Some what if’s can be productive and informative allowing myself the opportunity to make the changes needed in my life.
I have recently come to realize how detrimental most of my What ifs are.
They often place me in a position that makes me regret or feel bad about the direction my life has gone or is going. It makes me ponder on something that can in no way change or I can get lost in a fantasy that could be dangerous to my relationships/ family etc…
What ifs and pondering a different life can only lead to heartache for all involved. The best way to combat this is to make sure we are present in our day to day life.
Most of my what if’s don’t come when I am happy and things are going well. They usually come when I am low (for whatever reason). I feel like these thoughts and feelings come from Satan. They can’t come from a person who wants me to thrive in the life I have chosen.
Lately, I have had the continued thought of what my life would have been like if we hadn’t adopted all of our children. I can’t believe I am even saying this. The struggle is real. I love my children dearly, it isn’t that. It is the constant 24 hour a day demands that having a large family can bring. (I am also very tired because of the limited sleep I was able to get last night). At any given moment 11 of our children need to be picked up/ dropped off or have a choir concert, play practice, weightlifting, chorus, basketball/football games, cheer, go to hang out with friends and on and on the list goes. It gets very overwhelming.

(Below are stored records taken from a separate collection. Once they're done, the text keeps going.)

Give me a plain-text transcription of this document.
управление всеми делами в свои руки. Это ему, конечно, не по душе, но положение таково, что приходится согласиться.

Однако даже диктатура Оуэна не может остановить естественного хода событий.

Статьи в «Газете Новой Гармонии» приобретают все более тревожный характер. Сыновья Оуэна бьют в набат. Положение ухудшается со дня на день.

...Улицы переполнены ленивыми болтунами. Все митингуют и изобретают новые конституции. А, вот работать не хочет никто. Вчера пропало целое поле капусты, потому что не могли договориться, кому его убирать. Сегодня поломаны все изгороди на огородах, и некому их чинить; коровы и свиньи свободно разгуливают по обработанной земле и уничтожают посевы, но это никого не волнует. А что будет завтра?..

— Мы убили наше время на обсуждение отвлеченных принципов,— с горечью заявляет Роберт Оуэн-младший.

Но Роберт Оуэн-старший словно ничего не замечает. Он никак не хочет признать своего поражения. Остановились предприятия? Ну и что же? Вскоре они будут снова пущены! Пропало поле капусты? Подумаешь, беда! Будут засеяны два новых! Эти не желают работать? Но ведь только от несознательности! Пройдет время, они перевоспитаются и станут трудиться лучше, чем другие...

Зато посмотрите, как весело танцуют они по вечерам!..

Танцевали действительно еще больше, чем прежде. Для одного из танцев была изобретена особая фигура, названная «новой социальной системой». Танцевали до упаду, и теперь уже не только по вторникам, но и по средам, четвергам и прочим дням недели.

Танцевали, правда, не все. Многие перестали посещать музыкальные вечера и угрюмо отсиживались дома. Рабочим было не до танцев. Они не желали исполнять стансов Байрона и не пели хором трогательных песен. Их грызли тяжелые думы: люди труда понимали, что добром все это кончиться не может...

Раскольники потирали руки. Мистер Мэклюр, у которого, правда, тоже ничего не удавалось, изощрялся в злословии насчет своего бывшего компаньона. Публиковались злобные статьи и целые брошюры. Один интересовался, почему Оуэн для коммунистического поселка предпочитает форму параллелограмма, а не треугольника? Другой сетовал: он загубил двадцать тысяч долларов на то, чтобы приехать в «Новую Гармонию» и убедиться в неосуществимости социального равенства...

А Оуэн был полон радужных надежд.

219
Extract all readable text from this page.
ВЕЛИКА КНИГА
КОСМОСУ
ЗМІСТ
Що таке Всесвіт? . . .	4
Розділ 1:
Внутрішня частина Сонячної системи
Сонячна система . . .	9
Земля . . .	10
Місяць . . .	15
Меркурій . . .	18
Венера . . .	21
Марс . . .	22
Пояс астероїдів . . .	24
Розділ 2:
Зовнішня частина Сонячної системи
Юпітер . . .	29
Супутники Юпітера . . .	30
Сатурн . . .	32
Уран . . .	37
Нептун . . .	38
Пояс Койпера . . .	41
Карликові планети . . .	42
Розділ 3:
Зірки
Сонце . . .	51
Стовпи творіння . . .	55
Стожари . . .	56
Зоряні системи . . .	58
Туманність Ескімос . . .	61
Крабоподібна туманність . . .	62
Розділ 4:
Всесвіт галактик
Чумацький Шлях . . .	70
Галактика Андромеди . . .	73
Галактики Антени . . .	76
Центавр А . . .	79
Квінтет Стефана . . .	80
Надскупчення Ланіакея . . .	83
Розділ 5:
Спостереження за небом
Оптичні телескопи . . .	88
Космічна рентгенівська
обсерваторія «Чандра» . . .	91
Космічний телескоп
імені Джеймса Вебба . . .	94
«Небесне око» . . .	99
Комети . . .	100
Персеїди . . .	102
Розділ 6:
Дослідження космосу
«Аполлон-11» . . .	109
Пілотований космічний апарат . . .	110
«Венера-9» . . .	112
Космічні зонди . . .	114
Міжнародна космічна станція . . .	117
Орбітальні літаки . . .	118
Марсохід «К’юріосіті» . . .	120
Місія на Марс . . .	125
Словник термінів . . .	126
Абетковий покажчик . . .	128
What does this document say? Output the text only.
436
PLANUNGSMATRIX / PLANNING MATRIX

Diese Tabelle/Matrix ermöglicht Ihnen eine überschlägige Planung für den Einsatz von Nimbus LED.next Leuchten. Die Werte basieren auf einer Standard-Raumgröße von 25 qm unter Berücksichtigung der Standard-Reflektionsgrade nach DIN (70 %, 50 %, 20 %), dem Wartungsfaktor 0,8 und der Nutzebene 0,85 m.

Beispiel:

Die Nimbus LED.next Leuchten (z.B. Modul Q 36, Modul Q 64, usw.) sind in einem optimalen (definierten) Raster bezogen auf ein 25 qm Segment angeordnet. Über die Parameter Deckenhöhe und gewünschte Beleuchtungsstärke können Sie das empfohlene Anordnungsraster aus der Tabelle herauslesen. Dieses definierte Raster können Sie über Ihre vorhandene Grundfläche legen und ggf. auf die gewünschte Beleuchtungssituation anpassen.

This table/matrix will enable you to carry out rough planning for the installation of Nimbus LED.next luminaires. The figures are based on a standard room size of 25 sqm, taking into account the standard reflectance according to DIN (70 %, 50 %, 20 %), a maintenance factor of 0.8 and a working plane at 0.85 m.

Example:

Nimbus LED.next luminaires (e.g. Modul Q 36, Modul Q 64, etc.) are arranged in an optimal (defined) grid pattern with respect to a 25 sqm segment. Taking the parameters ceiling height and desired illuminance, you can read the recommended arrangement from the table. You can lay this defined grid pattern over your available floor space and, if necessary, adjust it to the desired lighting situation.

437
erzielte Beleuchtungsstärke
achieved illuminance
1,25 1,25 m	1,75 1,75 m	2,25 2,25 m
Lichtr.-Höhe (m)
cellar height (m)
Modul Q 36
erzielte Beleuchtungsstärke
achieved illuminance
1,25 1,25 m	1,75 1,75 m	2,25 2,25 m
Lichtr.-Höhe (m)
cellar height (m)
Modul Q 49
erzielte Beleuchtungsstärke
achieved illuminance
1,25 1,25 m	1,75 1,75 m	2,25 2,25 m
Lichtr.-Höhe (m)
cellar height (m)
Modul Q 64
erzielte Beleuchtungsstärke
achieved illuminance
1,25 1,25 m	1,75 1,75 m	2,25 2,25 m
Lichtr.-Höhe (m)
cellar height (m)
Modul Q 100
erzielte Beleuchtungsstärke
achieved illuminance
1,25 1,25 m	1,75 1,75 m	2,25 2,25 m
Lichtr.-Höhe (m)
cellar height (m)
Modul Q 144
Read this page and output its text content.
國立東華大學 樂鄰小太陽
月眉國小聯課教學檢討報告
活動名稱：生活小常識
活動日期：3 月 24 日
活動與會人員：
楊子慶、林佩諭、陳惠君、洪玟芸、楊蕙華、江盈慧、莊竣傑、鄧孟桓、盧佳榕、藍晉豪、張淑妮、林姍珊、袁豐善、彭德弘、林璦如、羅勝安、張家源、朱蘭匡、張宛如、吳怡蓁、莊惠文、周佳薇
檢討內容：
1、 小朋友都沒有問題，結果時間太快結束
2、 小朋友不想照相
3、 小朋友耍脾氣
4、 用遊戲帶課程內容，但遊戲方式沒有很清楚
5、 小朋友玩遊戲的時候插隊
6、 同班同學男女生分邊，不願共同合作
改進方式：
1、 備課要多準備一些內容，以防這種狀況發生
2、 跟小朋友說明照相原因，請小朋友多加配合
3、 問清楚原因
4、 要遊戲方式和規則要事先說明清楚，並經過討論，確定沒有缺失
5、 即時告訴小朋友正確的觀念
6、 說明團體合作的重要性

Then, we have the added stress of dealing with traumas and triggers. Theirs and ours. It can be an unproductive vicious cycle when we allow it.
The point I am trying to get at is my life is pretty great. Sure it is filled with struggles and trials but it is all mine.
Usually the what ifs are a signal that I am focused too much inwardly and not focused on the more important part. I am being selfish, in essence.
My friend shared this amazing quote with me a few weeks ago when I was really wondering and struggling with my role.
“To be a righteous woman during the winding up scenes on this earth, before the second coming of our Savior, is an especially noble calling. The righteous woman’s strength and influence today can be tenfold what it might be in more tranquil times. She has been placed here to help, to enrich, to protect and to guard the home-which is society’s basic and most noble institution. Other institutions in society may falter and even fail, but the righteous woman can help to save the home, which may be the last and only sanctuary some mortals know in the midst of storm and strife” (Spencer W Kimball 1982)
My life is more important than what ifs. I choose to ask what now? How can I be better? What can I do to be stronger? What is going to get thrown at me next and am I spiritually strong enough to handle it? Is my marriage as strong as I need it to be? How is my relationship with my kids?
All of the sudden I have gone from fantasizing and not reality to proactive and thinking outward.